Ryder stood beside Lucien, and on his other side were two unfamiliar women. The first was a small figure with long red hair and wide violet eyes. She was attractive and delicate, like a doll, and Caia guessed, by the way she held herself, older than she looked. The scent Caia picked up from her was a strong vanilla, so strong she could almost taste it.
Next to this woman was the most stunning creature Caia had ever seen. Tall, only a few inches shorter than Ryder, with a slender figure and graceful limbs. Her perfect face was framed by short, sharp blond hair that followed her jawline in strands of thick silk. Her ice-blue gaze curious.
“Hello.” The redhead had a slight accent. “I’m Marion.”
A wave of feeling fell over Caia, a sensation of safety, like she could trust this woman with anything. She took the woman’s proffered hand. “It’s nice to meet you. I have a lot to thank you for.”
“Not at all. Oh.” She smiled and gestured to her companion. “This is Saffron. My faerie.”
A faerie? Caia blinked, remembering the amazing stories Ryder had imparted. “Nice to meet you.”
She watched as Saffron wrinkled her nose. “She smells different from the rest of them.”
“Shut up,” Ryder snapped.
“Wh—”
Before Caia could finish her question, Magnus stepped forward. “We need to talk,” he said. His worried eyes made the hair on Caia’s skin rise. If she had been in wolf form, her ears would’ve twitched, her hair would’ve spiked, and she would’ve lowered to her haunches, awaiting the attack.
They knew!
They all knew what was wrong with her … and they’d hidden the truth from her.
Even the witch and the faerie knew.
She could feel everyone’s anxiety. Angry tears pricked the corners of her eyes. All this time, they had been keeping something from her. All the while she’d trusted them.
Accusation practically exploded from her very nerve endings and she took perverse delight in watching them squirm under her incensed gaze. “Is someone finally going to tell me why every time I have an emotional outburst, water pipes instantaneously rupture? Why I can throw someone across a room without even touching them? Why I started to change in front of a class of humans yesterday and could do nothing to stop it? Why I can actually feel your emotions right now?”
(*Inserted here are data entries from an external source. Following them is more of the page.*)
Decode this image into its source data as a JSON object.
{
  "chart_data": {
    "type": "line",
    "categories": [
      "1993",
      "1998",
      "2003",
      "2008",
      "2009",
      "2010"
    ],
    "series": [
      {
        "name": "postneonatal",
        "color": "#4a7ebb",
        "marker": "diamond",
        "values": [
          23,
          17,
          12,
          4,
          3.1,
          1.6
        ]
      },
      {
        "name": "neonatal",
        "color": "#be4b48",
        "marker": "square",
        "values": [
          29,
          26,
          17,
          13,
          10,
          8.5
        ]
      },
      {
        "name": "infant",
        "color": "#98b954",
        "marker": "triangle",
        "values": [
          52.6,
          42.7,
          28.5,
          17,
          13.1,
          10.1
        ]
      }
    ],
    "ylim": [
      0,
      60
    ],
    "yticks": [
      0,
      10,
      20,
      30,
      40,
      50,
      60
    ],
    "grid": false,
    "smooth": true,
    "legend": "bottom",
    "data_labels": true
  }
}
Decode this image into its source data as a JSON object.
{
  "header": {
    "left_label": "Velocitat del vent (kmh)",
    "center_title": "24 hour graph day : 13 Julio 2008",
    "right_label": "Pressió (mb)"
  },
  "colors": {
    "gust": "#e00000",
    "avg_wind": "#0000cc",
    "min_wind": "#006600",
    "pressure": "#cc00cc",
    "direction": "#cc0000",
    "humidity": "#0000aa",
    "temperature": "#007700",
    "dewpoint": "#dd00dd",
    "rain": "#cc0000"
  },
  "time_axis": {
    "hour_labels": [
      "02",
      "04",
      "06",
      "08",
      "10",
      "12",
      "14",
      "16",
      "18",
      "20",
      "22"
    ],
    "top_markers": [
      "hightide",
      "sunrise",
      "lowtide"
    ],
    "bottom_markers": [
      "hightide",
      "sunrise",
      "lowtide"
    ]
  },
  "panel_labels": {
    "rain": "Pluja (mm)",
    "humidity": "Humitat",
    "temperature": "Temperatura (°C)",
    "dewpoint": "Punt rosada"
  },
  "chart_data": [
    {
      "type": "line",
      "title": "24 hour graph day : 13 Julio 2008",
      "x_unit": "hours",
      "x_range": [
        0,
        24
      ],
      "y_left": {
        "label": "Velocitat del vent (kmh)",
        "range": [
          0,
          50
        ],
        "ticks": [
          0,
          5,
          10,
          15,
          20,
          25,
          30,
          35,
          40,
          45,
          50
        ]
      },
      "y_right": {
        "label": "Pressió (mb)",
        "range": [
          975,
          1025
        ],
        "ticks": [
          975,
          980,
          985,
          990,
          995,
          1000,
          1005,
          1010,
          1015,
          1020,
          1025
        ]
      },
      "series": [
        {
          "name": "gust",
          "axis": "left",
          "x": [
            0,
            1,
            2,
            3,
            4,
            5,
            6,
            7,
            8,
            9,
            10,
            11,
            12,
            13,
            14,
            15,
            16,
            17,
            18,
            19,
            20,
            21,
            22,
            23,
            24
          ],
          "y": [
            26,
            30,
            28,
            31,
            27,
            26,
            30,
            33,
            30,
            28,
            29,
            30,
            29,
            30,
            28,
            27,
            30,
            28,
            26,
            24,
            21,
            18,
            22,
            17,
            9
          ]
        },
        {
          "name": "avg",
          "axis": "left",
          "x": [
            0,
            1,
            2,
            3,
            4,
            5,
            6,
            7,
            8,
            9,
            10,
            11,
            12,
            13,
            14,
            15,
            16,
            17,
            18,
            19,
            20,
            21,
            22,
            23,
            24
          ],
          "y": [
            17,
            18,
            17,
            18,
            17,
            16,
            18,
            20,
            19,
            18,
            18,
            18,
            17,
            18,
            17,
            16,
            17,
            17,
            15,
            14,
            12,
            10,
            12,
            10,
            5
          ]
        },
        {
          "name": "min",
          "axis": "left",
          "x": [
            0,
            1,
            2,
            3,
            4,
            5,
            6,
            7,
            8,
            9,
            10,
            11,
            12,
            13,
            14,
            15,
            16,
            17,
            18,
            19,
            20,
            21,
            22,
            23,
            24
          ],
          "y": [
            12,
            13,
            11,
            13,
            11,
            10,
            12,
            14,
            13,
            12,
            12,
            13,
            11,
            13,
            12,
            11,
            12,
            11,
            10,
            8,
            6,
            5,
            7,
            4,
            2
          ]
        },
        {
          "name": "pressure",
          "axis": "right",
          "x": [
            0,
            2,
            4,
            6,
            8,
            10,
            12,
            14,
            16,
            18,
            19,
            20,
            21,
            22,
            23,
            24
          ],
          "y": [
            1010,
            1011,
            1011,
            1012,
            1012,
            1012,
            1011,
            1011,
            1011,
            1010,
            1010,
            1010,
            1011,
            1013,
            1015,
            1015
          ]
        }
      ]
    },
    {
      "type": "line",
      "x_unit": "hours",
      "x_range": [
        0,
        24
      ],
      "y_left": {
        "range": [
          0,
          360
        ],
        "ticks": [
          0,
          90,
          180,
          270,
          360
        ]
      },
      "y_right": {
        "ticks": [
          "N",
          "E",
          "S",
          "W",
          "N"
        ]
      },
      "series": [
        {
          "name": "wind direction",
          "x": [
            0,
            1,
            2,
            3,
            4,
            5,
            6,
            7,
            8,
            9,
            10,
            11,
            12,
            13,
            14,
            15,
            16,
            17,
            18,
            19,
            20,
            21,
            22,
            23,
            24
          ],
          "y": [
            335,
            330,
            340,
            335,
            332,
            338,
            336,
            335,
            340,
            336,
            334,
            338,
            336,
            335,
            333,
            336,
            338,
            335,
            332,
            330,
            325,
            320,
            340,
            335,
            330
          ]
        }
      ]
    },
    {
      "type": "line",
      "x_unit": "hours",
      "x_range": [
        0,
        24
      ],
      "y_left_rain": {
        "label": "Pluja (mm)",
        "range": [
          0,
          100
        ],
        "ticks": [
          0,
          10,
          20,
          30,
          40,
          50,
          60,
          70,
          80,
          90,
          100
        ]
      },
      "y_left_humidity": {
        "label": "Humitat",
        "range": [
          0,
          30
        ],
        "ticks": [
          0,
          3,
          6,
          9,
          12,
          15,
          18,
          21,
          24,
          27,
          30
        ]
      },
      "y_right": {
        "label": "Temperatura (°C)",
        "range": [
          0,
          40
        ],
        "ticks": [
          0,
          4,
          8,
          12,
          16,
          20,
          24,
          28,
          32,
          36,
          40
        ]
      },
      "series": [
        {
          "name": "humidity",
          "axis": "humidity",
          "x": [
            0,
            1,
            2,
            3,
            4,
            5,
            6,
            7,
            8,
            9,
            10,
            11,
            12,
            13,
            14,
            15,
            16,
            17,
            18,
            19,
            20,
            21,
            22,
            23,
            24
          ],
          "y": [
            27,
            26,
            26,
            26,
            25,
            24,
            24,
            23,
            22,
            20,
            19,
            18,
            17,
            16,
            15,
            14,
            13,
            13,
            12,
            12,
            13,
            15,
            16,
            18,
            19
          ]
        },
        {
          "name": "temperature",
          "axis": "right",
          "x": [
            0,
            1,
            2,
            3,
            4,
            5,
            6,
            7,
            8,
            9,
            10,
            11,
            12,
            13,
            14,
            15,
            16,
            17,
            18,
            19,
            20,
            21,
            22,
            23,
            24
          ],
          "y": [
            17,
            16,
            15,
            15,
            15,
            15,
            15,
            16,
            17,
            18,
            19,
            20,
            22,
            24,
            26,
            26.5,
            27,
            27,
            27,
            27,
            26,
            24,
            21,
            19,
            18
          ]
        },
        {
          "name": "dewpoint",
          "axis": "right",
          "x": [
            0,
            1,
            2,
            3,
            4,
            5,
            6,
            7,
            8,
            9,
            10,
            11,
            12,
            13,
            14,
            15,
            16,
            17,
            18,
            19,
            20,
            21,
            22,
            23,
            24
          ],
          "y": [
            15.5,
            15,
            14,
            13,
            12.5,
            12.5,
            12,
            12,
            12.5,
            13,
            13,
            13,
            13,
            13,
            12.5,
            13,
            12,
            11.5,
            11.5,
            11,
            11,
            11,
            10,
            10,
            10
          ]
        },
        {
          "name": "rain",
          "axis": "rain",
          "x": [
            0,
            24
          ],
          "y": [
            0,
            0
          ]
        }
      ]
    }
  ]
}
“Caia.” Lucien made a move toward her, his guilt and anguish clear to see.
“Don’t.” She retreated from him. He was the last person in the world she wanted touching her. She took satisfaction in the way he flinched, wounded by her rejection.
He sighed and looked at Magnus and then back to her. “You should know Magnus wanted to tell you from the start, but he was outvoted.”
Caia nodded. “Then you explain, Magnus. Please, just tell me what’s happening to me.” She crumpled into a chair, hating the burn of tears in her eyes. “I’m scared.”
Lucien inhaled sharply. His emotions hit her like a wave, and she gulped under their force. Despite whatever had happened between him and Alexa, he had feelings for Caia—enough to hurt when she was hurt.
She didn’t want to know that. She just wanted to be mad at him.
Magnus approached her and when he pulled her from the chair to embrace her, she let him. In fact her fingers curled into his shoulders as if he were a life raft.
“You don’t have to be scared, Cy. We’ll get you through this.”
“Get me through what?”
“For you to understand, we have to go back to the beginning.” He eased her away.
And then he told her a tale that threw her back into a past she’d never known existed, to a history that had been rewritten.
16
The Awful Truth
Nineteen years ago
“How could you, Mikhail?” Albus burst out in rage, his hands trembling with so much emotion, so much confusion.
His older brother shrugged, defeated and weary. “I don’t know.”
“You’re the Pack Leader. To have an affair … with the enemy?” Rafe added in disbelief. Albus was glad for his presence, which calmed his own fiery temperament.
Mikhail’s eyes flashed with indignation. “Why are you even here? This is between me and my brother.”
“Mikhail,” Albus warned, angry at the obvious blow Rafe took. He tried not to show it, but Rafe’s eyes darkened with sadness. It had taken Ella’s persuasion for them to see that Rafe was an excellent man, a young man who had suffered for the sins of his father. Albus knew he thought of himself and Mikhail as his own brothers. For Mikhail to hint otherwise was a verbal punch to the stomach that Albus wouldn’t stand for. “Don’t take your own foolishness out on Rafe.”
Mikhail exhaled, “Nothing will come of this. I promise. The affair is over with Atia.”
“You had an affair with the wife of the Head of the Midnight Coven! If Devlyn finds out, this will never be over!”